Polynomial basis functions are the ubiquitous workhorse of high-order, finite-element methods, but their generality comes at a price of high computational cost and fragility in the face of under-resolution. Here, we present a method for constructing a posteriori tailored, generally non-polynomial, basis functions for approximating a solution and computing outputs of a system of equations. This method is similar to solution-based adaptation, in which elements of the computational mesh are sized and oriented based on characteristics of the solution. The method takes advantage of existing infrastructure in high-order methods: the reference-to-global mapping used in constructing curved elements. By optimizing this mapping, we "warp" elements to make them ideally suited for representing a target solution or computing a scalar output from the solution. Guidelines on generating a good initial guess and choosing a generalized set of optimization parameters are provided to minimize tuning time and to introduce automation into the process.
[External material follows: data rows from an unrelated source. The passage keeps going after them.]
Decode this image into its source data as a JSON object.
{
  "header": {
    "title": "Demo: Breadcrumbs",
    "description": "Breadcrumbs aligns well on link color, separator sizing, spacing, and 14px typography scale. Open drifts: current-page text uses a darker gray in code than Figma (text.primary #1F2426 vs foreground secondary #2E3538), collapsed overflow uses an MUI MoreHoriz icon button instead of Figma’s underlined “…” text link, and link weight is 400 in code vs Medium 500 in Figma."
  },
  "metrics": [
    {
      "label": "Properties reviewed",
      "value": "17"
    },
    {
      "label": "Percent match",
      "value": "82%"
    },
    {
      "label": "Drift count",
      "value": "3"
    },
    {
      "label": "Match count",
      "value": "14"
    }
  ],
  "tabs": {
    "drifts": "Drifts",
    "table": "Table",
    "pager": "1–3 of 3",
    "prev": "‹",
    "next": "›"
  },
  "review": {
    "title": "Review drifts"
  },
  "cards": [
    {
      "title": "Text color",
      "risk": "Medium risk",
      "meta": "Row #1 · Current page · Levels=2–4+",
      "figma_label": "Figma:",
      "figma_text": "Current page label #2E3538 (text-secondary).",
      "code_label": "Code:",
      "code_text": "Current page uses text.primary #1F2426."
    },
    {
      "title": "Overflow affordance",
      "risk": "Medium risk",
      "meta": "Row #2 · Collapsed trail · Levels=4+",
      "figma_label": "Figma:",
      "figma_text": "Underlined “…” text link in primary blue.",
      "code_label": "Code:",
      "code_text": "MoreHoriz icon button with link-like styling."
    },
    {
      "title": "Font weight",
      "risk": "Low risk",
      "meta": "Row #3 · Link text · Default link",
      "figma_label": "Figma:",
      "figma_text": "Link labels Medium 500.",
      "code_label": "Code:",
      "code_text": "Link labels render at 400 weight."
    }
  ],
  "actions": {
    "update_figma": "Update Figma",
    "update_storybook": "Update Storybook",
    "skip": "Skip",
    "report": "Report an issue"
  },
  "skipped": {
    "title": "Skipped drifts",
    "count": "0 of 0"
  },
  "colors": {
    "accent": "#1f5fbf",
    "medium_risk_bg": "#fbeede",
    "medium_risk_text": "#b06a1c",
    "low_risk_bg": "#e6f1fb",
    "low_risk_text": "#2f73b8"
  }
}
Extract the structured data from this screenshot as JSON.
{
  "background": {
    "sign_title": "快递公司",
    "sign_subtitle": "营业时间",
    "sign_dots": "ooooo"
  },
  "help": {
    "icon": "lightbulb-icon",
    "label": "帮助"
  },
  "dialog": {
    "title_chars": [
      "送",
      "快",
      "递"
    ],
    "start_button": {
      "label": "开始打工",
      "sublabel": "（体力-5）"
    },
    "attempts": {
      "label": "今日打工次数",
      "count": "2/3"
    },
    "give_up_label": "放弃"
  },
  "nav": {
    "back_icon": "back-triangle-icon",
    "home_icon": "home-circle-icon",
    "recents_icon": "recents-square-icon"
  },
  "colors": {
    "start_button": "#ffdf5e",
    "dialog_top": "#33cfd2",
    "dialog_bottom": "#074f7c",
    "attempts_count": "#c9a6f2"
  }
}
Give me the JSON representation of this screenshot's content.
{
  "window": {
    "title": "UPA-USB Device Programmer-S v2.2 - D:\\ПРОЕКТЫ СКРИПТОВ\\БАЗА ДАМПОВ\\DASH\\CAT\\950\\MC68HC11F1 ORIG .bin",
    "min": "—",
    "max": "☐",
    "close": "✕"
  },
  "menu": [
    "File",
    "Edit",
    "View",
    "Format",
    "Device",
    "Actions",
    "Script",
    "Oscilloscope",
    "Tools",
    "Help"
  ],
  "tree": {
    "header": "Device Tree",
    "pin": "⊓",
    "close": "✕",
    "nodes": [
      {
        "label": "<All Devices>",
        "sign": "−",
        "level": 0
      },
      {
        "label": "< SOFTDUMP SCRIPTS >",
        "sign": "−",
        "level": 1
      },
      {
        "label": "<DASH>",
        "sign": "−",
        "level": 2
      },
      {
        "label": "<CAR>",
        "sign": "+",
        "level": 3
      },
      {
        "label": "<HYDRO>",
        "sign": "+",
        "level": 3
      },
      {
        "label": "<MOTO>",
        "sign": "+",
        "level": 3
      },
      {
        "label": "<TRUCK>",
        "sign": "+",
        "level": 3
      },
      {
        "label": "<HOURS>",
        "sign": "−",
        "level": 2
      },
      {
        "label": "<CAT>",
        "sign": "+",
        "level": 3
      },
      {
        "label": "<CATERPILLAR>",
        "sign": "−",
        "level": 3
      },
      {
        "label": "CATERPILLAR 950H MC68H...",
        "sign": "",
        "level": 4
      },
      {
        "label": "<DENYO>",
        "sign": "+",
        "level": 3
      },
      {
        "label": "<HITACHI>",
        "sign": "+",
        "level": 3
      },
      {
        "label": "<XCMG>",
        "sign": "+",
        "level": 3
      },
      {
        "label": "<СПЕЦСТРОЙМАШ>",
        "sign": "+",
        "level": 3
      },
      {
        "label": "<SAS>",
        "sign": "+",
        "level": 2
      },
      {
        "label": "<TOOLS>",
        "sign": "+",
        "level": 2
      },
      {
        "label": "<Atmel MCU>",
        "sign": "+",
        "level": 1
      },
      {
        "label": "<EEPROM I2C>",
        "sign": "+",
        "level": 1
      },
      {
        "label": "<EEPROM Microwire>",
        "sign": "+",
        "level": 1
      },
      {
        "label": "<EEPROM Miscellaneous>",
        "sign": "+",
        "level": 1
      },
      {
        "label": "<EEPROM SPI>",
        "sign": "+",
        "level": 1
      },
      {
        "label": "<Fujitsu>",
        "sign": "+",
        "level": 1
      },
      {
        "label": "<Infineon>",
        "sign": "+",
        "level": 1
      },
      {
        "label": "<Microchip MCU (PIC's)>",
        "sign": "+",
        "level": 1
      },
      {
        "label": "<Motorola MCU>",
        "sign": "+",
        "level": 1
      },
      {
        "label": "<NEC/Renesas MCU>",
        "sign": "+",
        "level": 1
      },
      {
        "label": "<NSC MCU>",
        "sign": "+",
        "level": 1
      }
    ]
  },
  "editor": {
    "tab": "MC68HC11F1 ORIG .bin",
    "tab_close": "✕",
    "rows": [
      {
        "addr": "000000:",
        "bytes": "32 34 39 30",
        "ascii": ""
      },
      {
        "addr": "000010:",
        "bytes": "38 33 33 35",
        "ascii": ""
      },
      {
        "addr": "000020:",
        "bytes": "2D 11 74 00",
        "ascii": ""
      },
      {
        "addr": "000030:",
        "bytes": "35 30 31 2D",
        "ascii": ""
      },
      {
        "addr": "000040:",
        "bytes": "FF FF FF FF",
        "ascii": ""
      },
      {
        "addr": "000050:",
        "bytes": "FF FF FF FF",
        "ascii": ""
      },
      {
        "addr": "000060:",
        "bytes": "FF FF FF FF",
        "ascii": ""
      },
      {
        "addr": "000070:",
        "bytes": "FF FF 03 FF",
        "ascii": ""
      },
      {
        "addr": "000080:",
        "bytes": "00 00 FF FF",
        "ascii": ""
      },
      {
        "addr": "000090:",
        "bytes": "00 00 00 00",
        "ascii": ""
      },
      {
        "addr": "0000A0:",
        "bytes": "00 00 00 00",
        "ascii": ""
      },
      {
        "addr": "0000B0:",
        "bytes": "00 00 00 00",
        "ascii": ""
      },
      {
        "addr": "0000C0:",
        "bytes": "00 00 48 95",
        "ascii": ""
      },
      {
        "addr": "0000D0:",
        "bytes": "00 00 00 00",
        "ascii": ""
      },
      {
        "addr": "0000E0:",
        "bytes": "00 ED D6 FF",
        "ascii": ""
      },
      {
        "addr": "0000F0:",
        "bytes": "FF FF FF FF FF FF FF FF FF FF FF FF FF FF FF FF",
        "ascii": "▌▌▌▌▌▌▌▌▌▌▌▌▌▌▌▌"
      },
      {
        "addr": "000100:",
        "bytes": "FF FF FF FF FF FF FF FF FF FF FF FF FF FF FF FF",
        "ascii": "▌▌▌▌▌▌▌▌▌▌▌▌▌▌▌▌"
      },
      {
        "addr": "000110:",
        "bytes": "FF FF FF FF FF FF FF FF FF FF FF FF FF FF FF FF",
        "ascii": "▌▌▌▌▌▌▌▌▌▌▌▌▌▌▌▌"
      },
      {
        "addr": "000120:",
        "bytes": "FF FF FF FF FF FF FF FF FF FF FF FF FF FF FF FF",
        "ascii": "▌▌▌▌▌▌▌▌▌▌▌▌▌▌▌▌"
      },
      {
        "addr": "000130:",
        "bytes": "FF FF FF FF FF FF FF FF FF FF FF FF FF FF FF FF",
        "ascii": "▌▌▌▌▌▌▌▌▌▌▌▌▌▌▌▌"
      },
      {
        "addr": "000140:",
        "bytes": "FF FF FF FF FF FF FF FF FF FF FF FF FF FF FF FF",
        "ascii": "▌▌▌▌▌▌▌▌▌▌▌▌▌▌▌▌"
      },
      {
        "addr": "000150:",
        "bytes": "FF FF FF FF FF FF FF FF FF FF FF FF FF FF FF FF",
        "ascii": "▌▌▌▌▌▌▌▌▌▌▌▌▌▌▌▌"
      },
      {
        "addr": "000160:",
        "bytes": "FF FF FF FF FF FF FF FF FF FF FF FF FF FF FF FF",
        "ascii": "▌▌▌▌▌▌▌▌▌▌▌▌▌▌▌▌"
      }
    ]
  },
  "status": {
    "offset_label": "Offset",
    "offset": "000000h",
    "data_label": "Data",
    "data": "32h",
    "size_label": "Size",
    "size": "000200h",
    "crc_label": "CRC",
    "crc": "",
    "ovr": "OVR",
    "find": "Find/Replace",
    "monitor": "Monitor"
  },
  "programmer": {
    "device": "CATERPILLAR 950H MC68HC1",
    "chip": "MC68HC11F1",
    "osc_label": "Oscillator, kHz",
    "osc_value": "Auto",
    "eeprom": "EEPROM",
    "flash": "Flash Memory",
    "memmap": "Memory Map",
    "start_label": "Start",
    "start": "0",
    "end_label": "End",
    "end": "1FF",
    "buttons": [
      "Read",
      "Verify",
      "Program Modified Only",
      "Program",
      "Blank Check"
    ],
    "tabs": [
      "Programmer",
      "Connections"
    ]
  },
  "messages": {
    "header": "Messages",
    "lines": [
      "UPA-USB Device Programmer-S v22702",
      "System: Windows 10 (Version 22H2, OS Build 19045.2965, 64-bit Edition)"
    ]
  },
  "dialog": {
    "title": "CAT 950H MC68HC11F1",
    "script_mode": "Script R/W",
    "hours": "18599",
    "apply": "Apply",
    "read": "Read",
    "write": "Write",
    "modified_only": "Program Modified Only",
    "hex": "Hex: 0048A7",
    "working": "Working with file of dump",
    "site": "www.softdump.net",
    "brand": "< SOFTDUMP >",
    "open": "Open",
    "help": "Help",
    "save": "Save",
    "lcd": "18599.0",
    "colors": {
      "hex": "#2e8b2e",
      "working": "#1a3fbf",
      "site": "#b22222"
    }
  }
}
For scalar advection-diffusion and Navier-Stokes problems, we show that warped elements can offer significant accuracy benefits without increasing degrees of freedom in the system.

Adjoint-Accelerated Statistical and Deterministic Inversion of Atmospheric Contaminant Transport
Collaboration with Krzysztof Fidkwoski and Ian Tobasco

In this work, we present and compare deterministic and statistical algorithms for efficiently solving large-scale contaminant source inversion problems. The underlying equations of contaminant transport are assumed linear, but unsteady, and defined over complex geometries. The algorithms presented are accelerated through discrete adjoint solutions that are pre-computed efficiently in an offline stage, yielding savings in the time-critical online stage of several orders of magnitude in computational time. In the deterministic case, adjoints accelerate the application of the Hessian matrix, while in the statistical case, adjoints are used to directly evaluate samples. To address deterioration of statistical sampling efficiency for anisotropic posteriors, we present an application of a recently developed ensemble Markov Chain Monte Carlo method. Results for two- and three-dimensional problems demonstrate the feasibility of statistical inversion for large-scale problems and show the advantage of statistical results over single-point deterministic results.